医師 大田瑞生
◆インフルエンザについて(新型ではない方)
これから冬に向かって、風邪などが流行ってくる季節でもあります。例年は12-1月に流行することの多いインフルエンザですが、昨年は10月から感染者が増えていたこともあり今年も油断は禁物です。
◇学校での扱い
「学校保健安全法」の中で出席停止期間について「発症した後5日間を経過し、かつ解熱した後2日を経過するまで」と書かれています。つまり症状が出てから最短5日間は出席停止、熱が出ていれば熱が下がった日の次の日を1日目として2日間出席停止となります。
×=出席停止 ◯=出席可
◇職場での扱い
じつは仕事については法律で休養期間は定められていません。もちろんインフルエンザに関わらず体調不良の際には配慮しなければならない、という決まりはありますが、インフルエンザになったら休まなければならないのか、何日休むのかと言う点については各職場の判断となります。もしもインフルエンザになった場合は、まず職場と相談しましょう。
◇治療について(日本感染症学会HP「~抗インフルエンザ薬の使用について~」参照)
インフルエンザの治療として、タミフル(オセルタミビル)の名前をご存じの方は多いと思います。実はオセルタミビルは、症状が出てから早期(48時間以内)に使用開始した場合リスクの少ない若年~成人においては症状のある期間が1日短くなるが重症化を防ぐ効果はない、とされています。ですのであまり積極的に抗インフルエンザ薬は処方していません。

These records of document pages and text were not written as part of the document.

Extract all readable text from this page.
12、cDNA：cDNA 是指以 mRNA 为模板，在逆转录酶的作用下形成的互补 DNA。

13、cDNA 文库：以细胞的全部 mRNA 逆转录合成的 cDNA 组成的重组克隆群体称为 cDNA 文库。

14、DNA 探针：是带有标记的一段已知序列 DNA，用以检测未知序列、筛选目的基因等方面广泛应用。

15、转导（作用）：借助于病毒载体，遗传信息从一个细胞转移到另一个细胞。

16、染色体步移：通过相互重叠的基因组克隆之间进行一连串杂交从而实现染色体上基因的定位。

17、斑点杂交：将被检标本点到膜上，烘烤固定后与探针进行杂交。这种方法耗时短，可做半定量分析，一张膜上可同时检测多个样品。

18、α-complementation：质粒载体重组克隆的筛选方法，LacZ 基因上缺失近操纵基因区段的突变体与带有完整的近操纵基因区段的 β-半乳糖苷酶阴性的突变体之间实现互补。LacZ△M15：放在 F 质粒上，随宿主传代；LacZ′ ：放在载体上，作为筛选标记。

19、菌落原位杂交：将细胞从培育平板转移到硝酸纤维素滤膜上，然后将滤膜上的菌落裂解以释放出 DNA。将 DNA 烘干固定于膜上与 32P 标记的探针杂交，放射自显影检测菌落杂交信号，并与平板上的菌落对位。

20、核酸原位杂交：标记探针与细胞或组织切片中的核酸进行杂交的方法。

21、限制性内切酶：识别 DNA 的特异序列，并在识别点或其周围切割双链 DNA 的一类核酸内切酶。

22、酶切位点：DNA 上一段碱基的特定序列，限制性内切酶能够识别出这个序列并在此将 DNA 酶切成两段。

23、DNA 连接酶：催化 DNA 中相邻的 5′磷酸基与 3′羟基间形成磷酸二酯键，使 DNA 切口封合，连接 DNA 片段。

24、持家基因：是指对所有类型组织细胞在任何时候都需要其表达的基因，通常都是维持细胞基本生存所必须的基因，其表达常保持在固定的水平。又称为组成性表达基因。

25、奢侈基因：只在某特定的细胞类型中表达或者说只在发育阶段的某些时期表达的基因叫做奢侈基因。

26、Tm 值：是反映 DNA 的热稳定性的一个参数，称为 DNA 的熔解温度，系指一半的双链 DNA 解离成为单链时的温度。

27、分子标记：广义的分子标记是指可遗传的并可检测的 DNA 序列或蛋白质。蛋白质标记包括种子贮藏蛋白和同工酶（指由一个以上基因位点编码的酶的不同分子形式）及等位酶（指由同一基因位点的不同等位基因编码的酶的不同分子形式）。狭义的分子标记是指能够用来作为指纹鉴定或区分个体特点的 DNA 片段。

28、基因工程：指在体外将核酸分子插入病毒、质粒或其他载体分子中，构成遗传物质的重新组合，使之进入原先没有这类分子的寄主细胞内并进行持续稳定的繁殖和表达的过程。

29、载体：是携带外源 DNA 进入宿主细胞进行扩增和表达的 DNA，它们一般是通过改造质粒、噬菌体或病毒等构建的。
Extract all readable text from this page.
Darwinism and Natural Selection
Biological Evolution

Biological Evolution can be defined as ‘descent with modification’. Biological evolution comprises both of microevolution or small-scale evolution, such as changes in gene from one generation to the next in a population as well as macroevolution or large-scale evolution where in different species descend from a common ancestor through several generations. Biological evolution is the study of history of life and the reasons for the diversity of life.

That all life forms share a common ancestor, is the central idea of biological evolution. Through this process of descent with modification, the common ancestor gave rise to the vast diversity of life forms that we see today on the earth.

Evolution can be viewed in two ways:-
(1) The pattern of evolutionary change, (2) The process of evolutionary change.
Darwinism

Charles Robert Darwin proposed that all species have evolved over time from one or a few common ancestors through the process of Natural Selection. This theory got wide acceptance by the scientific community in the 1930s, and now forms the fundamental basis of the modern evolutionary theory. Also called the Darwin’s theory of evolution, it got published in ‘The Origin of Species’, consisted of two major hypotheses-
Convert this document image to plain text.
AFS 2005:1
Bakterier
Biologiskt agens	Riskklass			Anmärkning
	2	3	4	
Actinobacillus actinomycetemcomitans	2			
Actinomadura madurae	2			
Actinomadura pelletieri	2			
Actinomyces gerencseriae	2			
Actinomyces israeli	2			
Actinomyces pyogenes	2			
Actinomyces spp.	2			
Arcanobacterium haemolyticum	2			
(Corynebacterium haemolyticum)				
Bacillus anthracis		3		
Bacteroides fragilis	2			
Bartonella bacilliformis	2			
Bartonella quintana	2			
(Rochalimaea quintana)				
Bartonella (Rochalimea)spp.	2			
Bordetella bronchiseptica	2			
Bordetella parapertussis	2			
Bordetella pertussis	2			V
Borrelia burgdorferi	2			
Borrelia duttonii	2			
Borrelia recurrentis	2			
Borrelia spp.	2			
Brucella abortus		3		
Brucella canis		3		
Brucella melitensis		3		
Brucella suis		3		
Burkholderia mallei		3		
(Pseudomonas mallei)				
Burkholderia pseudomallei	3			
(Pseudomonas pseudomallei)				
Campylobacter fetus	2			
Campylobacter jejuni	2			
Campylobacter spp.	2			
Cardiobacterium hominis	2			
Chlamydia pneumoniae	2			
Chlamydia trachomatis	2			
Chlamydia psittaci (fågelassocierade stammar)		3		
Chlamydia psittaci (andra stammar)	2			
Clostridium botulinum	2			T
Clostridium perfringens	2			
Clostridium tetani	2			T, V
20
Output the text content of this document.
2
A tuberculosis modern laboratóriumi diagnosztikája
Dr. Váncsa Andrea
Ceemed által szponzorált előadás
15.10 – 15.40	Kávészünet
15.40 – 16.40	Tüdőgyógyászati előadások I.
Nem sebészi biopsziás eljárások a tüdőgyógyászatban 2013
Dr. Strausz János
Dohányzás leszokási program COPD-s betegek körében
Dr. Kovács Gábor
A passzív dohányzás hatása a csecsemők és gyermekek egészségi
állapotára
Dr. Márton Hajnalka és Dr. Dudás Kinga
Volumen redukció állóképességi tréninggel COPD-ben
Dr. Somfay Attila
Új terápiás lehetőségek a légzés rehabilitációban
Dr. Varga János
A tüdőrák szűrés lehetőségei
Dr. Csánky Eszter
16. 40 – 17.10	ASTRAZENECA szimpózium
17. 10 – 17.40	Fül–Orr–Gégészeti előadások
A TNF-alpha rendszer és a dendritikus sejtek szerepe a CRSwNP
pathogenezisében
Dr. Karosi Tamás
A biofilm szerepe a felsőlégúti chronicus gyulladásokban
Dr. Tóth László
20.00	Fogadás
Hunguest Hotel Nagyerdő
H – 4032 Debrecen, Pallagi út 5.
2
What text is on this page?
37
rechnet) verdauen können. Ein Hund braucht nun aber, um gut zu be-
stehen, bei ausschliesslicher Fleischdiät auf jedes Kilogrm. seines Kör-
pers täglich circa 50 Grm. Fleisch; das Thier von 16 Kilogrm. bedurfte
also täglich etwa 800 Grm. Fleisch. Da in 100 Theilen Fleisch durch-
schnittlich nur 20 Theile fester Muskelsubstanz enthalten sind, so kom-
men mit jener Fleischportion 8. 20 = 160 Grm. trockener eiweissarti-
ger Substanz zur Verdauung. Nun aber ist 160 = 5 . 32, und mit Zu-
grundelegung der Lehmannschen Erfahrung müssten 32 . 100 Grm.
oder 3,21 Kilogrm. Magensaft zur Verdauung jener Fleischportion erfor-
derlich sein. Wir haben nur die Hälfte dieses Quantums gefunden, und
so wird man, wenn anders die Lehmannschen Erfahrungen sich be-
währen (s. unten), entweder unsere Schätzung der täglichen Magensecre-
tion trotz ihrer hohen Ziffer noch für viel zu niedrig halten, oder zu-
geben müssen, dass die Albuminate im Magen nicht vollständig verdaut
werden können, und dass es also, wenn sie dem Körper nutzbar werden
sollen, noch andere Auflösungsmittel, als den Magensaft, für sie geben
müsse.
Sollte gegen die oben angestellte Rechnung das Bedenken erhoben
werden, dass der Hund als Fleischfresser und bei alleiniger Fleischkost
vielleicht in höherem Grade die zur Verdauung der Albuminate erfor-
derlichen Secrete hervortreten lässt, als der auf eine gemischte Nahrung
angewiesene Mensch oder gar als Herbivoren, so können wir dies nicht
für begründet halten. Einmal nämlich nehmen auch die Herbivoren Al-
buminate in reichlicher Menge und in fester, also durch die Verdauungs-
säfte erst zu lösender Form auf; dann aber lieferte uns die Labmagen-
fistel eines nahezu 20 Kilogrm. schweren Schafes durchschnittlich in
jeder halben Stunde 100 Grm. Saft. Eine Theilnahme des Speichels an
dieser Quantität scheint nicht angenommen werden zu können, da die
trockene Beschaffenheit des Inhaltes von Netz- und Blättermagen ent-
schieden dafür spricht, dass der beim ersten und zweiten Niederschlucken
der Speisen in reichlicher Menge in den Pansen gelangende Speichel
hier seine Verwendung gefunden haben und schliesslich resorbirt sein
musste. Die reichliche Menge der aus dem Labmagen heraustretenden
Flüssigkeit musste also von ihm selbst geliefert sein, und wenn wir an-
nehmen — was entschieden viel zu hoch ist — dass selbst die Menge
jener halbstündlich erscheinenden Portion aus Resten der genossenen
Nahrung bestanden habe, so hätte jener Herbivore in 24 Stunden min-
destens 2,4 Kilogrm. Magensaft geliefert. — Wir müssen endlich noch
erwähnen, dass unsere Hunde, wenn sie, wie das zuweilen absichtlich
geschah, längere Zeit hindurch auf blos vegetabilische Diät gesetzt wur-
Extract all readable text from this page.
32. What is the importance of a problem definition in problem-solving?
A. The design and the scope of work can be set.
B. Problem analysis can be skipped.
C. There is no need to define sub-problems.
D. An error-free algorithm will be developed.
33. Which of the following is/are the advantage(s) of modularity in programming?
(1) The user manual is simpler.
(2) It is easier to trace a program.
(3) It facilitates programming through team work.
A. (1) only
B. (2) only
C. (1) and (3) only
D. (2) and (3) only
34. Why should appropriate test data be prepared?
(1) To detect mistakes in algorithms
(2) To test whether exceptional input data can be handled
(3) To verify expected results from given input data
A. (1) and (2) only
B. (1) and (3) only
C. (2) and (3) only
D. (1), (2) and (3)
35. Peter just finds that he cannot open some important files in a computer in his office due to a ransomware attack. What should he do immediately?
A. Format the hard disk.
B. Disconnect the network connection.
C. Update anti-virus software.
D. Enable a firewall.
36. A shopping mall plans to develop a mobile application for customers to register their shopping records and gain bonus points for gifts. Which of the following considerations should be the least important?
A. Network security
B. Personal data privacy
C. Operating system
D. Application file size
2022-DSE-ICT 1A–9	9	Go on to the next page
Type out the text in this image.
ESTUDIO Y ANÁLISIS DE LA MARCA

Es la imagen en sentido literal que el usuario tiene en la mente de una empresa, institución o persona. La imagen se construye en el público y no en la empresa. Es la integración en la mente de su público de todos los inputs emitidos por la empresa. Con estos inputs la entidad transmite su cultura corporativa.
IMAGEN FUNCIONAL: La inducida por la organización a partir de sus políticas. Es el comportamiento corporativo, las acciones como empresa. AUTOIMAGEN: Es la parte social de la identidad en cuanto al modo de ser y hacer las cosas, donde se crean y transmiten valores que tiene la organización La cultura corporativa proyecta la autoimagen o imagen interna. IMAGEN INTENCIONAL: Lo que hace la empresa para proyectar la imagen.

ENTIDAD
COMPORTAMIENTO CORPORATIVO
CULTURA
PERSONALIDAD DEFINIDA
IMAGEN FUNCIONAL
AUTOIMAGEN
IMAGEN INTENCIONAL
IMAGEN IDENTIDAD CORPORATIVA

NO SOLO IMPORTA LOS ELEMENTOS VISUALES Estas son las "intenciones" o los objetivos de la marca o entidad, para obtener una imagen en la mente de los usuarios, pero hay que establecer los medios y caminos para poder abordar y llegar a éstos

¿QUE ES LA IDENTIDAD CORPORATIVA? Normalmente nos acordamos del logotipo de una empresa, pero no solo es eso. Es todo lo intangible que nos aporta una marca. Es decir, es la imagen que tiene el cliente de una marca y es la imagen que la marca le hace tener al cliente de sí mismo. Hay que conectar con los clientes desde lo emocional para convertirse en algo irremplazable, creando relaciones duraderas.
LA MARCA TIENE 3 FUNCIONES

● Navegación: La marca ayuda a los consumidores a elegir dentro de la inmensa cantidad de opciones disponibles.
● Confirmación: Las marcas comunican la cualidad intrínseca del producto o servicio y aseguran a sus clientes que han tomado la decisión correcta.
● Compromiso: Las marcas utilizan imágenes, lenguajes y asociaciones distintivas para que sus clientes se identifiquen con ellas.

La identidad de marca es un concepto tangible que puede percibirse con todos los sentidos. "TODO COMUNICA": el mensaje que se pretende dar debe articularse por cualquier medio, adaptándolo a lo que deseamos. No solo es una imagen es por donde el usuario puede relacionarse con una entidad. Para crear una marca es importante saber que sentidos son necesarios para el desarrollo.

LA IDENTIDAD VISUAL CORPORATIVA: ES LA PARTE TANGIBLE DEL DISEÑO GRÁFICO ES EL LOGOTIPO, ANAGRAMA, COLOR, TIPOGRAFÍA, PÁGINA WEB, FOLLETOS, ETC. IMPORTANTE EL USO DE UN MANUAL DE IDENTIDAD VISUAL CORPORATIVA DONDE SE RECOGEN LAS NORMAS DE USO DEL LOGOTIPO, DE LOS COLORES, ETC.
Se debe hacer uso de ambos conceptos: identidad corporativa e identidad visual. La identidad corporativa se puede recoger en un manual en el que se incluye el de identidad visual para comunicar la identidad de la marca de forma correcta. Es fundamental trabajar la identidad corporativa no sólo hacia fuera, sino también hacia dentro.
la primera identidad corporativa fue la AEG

例外的に、下記の方は積極的な処方の対象になり得ます。
・インフルエンザで入院歴のある方
・重症(肺炎合併など)の患者
・免疫抑制など重症化リスクの高い方
・2歳未満または65歳以上
・妊婦または産後2週間以内
基本的には自分の免疫力で治るのを待つ感染症です。ですが、かからずにすむのが一番です。まずは体力をつけること、そしてワクチン接種も重症化予防で推奨しています。また、感染したと思ったら自宅でゆっくり休むことも大事です。これから涼しくなる季節、体調管理にはより一層気をつけて元気に過ごしていきましょう!